Looking back, the last ten years, I've been time in the oven.  There have been times that I felt really ready for the next stage, but God has left me in the heat for awhile longer.  Does the piece of meat yell to the chef when it's done?  This one has!  But apparently I'm not done yet. 
 
In full disclosure, I've messed up and brought some pretty painful humility.  Four years ago my husband and I personally experience deep grief.   And then I had to figure out how to work at marriage as my husband grieved in his way too.  (Grief is the process of growing another chamber on the heart called empathy). This November I spent a week on the 150 mile Commemorative Walk with Dakota elder ladies which added a huge cup of perspective.

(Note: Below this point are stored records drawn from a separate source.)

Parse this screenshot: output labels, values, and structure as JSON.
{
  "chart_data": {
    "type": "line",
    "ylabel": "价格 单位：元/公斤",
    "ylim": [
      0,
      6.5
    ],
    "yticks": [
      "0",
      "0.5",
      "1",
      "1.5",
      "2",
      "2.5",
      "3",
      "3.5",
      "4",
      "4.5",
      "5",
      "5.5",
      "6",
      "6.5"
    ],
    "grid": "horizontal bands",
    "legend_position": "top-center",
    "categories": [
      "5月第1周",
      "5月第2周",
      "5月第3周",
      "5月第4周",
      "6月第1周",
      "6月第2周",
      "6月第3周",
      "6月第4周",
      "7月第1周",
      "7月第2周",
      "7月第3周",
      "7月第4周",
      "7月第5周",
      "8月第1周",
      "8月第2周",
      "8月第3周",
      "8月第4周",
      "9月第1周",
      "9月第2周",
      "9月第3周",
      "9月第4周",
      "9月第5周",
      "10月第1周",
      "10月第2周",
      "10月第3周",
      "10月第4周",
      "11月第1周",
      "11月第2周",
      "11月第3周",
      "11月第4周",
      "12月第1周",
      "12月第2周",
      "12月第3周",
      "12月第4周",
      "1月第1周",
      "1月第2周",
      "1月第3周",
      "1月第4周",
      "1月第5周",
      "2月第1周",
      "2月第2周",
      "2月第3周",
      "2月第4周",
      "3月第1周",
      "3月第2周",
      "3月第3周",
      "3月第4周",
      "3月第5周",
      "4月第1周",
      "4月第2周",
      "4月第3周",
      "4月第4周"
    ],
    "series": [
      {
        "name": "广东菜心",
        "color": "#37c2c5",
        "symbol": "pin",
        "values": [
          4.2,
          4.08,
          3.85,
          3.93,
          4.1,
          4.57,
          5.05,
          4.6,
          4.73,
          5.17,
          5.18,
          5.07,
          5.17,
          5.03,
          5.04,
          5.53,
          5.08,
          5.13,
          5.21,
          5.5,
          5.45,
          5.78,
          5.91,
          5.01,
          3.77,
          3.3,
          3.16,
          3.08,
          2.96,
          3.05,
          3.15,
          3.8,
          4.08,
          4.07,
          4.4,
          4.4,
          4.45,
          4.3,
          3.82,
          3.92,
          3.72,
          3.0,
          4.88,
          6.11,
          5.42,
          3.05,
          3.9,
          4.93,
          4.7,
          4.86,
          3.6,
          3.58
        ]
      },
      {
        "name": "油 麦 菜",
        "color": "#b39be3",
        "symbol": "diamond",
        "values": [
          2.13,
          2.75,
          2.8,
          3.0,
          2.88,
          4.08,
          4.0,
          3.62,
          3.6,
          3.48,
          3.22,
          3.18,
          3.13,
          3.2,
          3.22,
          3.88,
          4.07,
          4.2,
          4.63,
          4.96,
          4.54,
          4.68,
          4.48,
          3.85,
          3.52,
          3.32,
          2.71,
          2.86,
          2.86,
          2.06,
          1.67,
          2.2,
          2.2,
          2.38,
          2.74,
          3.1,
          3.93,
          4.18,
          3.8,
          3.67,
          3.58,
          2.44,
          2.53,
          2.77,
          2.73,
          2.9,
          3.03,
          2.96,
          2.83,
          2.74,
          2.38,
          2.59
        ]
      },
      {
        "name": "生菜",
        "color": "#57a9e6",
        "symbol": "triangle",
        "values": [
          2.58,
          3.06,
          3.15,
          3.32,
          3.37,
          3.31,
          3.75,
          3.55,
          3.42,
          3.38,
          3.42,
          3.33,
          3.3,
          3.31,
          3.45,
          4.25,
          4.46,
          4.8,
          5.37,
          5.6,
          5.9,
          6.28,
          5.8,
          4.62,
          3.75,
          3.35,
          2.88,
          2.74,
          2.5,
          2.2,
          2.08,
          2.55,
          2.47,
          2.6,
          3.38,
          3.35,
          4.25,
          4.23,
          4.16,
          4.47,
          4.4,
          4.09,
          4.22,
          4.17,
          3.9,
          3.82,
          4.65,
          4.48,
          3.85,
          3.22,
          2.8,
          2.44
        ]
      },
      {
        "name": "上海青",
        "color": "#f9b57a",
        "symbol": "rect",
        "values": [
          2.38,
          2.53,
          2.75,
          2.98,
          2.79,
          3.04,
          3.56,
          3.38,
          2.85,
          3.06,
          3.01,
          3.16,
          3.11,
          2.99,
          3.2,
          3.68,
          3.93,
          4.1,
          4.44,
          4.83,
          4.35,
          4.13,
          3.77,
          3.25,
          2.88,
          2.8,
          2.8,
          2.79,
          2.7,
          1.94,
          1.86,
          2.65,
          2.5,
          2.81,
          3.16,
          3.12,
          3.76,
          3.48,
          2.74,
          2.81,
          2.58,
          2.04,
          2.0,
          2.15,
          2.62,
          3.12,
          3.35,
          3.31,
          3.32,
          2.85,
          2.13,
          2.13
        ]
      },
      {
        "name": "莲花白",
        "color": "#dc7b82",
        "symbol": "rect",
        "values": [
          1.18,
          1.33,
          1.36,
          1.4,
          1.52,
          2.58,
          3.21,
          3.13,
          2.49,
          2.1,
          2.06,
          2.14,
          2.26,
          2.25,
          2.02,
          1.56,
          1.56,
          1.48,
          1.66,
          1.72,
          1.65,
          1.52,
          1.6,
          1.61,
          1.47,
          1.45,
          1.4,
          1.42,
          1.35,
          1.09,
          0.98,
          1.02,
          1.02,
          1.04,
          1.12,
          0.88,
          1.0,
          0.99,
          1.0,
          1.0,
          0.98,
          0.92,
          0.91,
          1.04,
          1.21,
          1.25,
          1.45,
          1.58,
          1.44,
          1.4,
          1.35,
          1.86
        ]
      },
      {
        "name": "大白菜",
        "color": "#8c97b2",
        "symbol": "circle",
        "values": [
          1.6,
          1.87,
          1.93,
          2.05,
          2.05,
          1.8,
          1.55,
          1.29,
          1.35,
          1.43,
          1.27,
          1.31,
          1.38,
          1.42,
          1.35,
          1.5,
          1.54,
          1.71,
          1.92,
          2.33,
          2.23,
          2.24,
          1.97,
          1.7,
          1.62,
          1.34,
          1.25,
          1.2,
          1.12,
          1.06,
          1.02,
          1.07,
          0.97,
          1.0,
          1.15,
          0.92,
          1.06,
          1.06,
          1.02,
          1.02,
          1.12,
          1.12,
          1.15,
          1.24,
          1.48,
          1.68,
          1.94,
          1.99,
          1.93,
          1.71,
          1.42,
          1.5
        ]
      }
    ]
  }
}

 I'd say the latest ingredient God has been adding lately is other's wisdom -- provided by world war II veterans I've met at the Fort Snelling Memorial Chapel  and First Nation elders, my spunky 91 year old Grandma and some very amazing people who have been affecting the world in major ways, some of which I've been writing about the past two months.  Toss in some stimulating book recommended by the above-mentioned people. I feel like the heat in the oven has gone up about 100 degrees during the past two months. 

So God mixed all these ingredients, marinated my heart for thirty years, cooked me for ten and...now I have a sense that it's about time to serve.  Not sure what's next but I'm confident that the Great Chef knows best and I'm encouraged by the words of Mother Teresa:  "God doesn't require us to succeed, He only requires that you try."